Here, we are highlighting one memorable ukiyo-e from Katsushika Hokusai that you’ll find in Tabaimo: Utsutsushi Utsushi. Titled South Wind, Clear Dawn (Gaifu kaisei), the print has been commonly referred to as Red Fuji—which, I have to say, turns my mind to produce, and not landscapes. Nonetheless, we can see why the color of the print has been singled out as the identifying characteristic. The mountain peak is a rich, chocolatey brown, and the snowcap leaks down the mountain into textured trails, like an icing stingily applied. Where the snow trails end, brown fades in a gentle gradient to the soft red for which the print is known. Lower down, an army of conical, gray-blue trees (faded from green) carpets the base of the mountain. With the trees’ diminutive size against imposing Fuji, and the way different arms of the forest reach across the mountain’s base and up its side, they are like an invading arboreal-ant army. The line of the mountain divides the print cleanly into foreground and background, where a deep blue sky fends off rolling clouds.

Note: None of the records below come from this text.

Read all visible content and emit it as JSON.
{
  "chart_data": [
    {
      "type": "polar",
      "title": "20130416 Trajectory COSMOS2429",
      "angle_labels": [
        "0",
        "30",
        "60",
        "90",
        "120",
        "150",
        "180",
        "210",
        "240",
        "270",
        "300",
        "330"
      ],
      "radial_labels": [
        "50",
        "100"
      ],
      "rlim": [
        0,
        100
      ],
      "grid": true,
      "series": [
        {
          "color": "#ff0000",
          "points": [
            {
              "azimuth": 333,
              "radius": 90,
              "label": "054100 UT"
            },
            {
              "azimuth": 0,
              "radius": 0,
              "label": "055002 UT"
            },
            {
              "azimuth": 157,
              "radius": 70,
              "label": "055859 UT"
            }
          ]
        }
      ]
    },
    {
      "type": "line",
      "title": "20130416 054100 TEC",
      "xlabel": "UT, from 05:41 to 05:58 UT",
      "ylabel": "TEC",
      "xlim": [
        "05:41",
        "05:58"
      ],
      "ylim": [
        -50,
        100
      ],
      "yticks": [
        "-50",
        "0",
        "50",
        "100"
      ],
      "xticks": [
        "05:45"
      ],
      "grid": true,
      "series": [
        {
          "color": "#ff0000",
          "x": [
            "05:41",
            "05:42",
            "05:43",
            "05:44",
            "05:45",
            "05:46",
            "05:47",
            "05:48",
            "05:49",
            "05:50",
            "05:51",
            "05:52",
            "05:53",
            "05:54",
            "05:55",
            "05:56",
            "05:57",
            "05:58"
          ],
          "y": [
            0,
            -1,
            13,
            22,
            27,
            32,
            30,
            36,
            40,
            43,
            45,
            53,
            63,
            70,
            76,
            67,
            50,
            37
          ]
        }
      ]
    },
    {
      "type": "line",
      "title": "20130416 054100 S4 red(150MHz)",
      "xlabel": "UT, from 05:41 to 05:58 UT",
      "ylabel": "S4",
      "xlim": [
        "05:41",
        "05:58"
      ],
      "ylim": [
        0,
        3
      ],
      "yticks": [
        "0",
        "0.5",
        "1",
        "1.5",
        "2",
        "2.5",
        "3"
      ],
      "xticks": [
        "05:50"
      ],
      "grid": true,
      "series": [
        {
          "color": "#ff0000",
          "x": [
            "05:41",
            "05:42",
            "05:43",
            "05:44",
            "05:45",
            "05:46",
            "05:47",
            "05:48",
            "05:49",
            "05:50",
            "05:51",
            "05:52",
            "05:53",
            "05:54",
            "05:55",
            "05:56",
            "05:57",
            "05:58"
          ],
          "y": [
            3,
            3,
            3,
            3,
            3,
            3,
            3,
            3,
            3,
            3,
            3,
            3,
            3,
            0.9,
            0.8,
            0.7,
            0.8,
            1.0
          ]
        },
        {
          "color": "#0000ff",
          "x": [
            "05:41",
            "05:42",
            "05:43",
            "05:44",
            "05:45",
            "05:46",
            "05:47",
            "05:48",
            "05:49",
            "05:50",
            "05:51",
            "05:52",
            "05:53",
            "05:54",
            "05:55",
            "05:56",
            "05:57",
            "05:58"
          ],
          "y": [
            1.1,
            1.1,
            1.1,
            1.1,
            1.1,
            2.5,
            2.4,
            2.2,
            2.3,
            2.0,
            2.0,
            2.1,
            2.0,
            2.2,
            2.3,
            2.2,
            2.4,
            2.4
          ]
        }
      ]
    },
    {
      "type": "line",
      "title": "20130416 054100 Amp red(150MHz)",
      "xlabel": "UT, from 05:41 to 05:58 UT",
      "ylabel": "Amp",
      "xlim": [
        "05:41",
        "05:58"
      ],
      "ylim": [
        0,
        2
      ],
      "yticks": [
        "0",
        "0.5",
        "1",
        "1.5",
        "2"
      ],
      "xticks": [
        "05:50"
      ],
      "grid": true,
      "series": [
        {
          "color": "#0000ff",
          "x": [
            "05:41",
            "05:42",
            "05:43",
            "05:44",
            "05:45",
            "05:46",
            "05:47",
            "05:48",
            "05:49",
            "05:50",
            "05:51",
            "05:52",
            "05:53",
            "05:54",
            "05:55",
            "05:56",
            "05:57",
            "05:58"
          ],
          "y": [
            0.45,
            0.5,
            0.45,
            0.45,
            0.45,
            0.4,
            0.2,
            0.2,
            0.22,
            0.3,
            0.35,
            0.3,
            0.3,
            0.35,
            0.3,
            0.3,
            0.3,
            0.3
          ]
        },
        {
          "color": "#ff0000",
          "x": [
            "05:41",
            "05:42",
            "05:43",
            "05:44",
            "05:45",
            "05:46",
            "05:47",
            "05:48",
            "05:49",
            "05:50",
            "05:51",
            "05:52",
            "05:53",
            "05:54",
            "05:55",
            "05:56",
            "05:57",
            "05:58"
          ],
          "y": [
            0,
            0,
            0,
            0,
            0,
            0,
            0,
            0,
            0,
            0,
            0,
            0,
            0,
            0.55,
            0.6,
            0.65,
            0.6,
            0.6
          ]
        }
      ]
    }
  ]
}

Part of the series Thirty-six Views of Mount Fuji (Fugaku sanjurokkei), the Red Fuji would stand out from the rest because it was so rare that the mountain would appear with this hue. It only occurred under special conditions, in late summer or early fall, and when the winds were blowing from the south. SAM’s version is from the second printing, notable because the mountain reveals marbled woodgrain, a poetic remnant of the wooden block from which this scene was printed.

As they have for Tabaimo, may the distinctive colors and designs of your histories also lead you forward.

—Jeffrey Carlson, SAM Collections Coordinator

Image: South Wind, Clear Dawn (Gaifu kaisei), from the series Thirty-six Views of Mount Fuji (Fugaku sanjurokkei), ca. 1830-32, Katsushika Hokusai (Japanese, 1760-1849), woodblock print, sheet: 9 7/8 x 14 3/4 in. Seattle Art Museum, Gift of Mary and Allan Kollar, in honor of the 75th Anniversary of the Seattle Art Museum, 2010.15.